The bitaranmukhi metaphor along with a recent example of how Venezuela slipped into chaos because of distributive and populist policies and its parallel to Nepal made many rounds in the social media. However, the contrast between Nepal and Venezuela ends here.

The proportion of expenditure proposal, revenue target, and domestic debt are 38.5%, 27.9% and 4.9% of gross domestic product. The projected revenue growth of 25% in the next fiscal year over the current fiscal is also realistic, since Nepal’s annual revenue has recorded a compounded annual growth rate of around 20% for over the past several years. Increased budget outlays to the education, health and social sectors, as well as an adequate budget outlay for ongoing infrastructure programs, are some of the highlights of this year’s budget.

The detractors, however, claim the budget is a blatant violation of macroeconomic principles.

Rameshwor Khanal, a former secretary at the Ministry of Finance and a public intellectual in his post-retirement avatar, is one of the very few liberals who defended the macro-economic credentials of the budget.

The finance minister has a few sops to please the doubters.

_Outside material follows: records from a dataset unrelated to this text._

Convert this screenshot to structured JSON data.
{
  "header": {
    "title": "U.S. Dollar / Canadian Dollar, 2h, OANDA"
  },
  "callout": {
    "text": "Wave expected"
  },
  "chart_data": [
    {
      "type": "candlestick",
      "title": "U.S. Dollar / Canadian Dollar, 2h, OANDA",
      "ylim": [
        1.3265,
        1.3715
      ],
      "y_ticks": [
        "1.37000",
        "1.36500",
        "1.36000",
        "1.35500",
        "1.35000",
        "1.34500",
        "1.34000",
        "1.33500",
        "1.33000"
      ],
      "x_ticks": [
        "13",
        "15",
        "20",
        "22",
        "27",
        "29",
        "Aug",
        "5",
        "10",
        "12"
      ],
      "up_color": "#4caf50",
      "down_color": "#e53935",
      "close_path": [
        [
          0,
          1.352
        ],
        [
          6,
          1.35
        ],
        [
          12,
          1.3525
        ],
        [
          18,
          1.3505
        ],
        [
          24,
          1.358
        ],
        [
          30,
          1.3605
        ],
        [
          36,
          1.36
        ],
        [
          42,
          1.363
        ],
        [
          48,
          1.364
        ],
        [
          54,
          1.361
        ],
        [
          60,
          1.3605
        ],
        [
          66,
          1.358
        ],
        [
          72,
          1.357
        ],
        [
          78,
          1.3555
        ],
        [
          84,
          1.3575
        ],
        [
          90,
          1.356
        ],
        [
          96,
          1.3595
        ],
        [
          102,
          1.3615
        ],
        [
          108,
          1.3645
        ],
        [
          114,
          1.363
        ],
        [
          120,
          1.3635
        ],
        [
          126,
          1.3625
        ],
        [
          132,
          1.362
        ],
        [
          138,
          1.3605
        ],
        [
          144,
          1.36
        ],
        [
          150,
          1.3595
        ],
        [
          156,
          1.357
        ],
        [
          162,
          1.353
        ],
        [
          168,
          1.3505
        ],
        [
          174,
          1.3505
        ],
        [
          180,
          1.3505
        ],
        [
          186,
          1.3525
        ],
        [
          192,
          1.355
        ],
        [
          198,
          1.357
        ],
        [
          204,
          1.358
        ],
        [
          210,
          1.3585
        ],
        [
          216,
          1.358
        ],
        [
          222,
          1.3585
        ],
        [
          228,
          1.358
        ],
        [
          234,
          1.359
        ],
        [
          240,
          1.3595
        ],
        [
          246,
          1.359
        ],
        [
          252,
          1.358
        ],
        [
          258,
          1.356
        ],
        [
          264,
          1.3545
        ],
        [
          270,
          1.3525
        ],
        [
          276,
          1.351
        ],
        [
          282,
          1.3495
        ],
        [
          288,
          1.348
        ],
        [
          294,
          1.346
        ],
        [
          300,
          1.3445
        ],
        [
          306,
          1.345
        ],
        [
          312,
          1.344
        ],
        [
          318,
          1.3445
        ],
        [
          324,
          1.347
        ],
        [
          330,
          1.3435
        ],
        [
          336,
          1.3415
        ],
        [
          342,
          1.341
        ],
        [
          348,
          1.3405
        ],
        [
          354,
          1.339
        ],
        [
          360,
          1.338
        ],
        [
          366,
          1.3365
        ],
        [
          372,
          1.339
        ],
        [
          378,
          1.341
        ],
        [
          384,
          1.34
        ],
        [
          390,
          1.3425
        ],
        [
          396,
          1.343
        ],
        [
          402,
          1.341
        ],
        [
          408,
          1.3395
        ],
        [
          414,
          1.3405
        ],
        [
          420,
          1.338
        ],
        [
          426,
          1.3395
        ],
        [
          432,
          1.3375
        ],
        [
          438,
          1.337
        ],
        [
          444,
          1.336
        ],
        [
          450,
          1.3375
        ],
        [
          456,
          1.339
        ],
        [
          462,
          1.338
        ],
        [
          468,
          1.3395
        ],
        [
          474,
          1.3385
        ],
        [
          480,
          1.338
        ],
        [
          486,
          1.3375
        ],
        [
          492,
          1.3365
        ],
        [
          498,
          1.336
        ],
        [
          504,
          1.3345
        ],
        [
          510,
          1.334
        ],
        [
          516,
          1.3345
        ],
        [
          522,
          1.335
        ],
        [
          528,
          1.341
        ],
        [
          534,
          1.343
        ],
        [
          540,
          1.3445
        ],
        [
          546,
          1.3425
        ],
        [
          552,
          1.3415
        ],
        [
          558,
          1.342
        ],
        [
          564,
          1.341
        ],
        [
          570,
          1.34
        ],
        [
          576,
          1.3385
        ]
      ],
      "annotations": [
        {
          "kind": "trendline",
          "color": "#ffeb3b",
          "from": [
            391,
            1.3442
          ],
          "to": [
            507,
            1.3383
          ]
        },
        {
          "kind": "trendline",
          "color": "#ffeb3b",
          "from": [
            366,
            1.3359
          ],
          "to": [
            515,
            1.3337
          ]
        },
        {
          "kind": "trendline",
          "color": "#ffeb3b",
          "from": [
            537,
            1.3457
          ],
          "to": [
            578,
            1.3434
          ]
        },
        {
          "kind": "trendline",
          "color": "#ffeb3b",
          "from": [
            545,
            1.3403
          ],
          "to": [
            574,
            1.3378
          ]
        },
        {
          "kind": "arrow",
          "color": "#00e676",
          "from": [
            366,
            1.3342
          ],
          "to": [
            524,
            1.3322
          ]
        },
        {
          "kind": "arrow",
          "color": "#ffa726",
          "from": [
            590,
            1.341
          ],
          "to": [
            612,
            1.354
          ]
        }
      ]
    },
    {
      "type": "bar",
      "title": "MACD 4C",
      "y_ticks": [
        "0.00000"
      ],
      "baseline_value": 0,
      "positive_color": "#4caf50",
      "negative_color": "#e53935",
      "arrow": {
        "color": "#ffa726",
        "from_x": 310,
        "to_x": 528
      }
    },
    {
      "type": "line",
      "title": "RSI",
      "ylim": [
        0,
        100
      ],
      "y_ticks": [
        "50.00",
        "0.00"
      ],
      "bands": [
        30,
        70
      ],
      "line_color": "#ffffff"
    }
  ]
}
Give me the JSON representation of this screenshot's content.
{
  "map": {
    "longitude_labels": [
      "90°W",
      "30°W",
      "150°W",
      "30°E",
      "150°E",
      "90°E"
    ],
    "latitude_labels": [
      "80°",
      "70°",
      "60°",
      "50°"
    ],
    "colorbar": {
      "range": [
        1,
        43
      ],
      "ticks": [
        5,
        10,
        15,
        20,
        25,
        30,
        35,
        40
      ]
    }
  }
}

  • Fifty percent increase to the monthly social-security allowance of 2,000 rupees to nearly 1.3 million senior citizens and marginalized people. Nepal’s first democratically elected communist government, that of the late Manmohan Adhikari, introduced this scheme in 1994. The tradition of increasing the monthly allowance has been kept alive by both the Nepali Congress Party (NCP) and the communist governments because of the vote-spinning potential of the scheme.
  • The lowest taxable ceiling is raised, benefiting low-income households, and the civil service will receive a salary hike. The raising of the lowest tax ceiling and the salary hike are a double bonus for the civil servants. The urban middle class of stock investors got their demand fulfilled in terms of a reduction in the capital gains tax, the promise to allow foreign investment in the capital market, among others.

Proof of the pudding is in the eating

The finance minister has proposed significant administrative reform to address “low absorptive capacity” – lack of ability to spend the planned amount. Recruitment of project managers to look after the construction of critical infrastructure, through open competition against civil servants taking charge, is planned. The open recruitment of project chiefs might be a trifling matter in many developed countries but is a significant departure in Nepal’s context.

Khatiwada expects the economy to grow by 8.5% this fiscal year. However, I have a firm conviction that Nepal has all it takes to grow at a double-digit rate and could become South Asia’s next growth leader after India and Bangladesh. There are several reasons for my optimism.

  • First, a number of legal and administrative measures such as the enactment of the Foreign Investment Act, the Public-Private Partnership and Investment Board Act and the One-Stop-Service Center for international and large-scale domestic industries are the necessary foundations that the incumbent government has already created. These provide a basis for the follow-up and facilitation of the investment proposals received during the second investment summit held in February.
  • Second, the fiscal year 2019-20 will be historic for Nepal from an infrastructure-development point of view. Nepal will add nearly 1,000 megawatts of hydroelectricity capacity, doubling the installed capacity, potential to complete reconstruction of the private houses damaged in the earthquake in 2015, and the second international airport will come into operation by the end of this year. The increasing electricity usage by the industrial sector shows a potent measure of industrial expansion.

However, several challenges to the Nepalese economy persist in the days ahead. Reining in administrative expenses, notably security-related expenditure, is a significant challenge. The size of Nepal’s security forces multiplied during the decade-long conflict that ended in 2006.

I suggest that a Nepalese version of the smart Li Keqiang Index is developed to monitor economic trends instead of getting buried under a heap of economic indicators. The index, named after the Chinese premier to analyze the trend of the Chinese economy, relies on three indicators: energy usage, cargo transported by train, and commercial lending.

I propose electricity usage by the industrial sector and commercial lending and diesel consumption as the panel indicators to assess the trend of Nepal’s economy.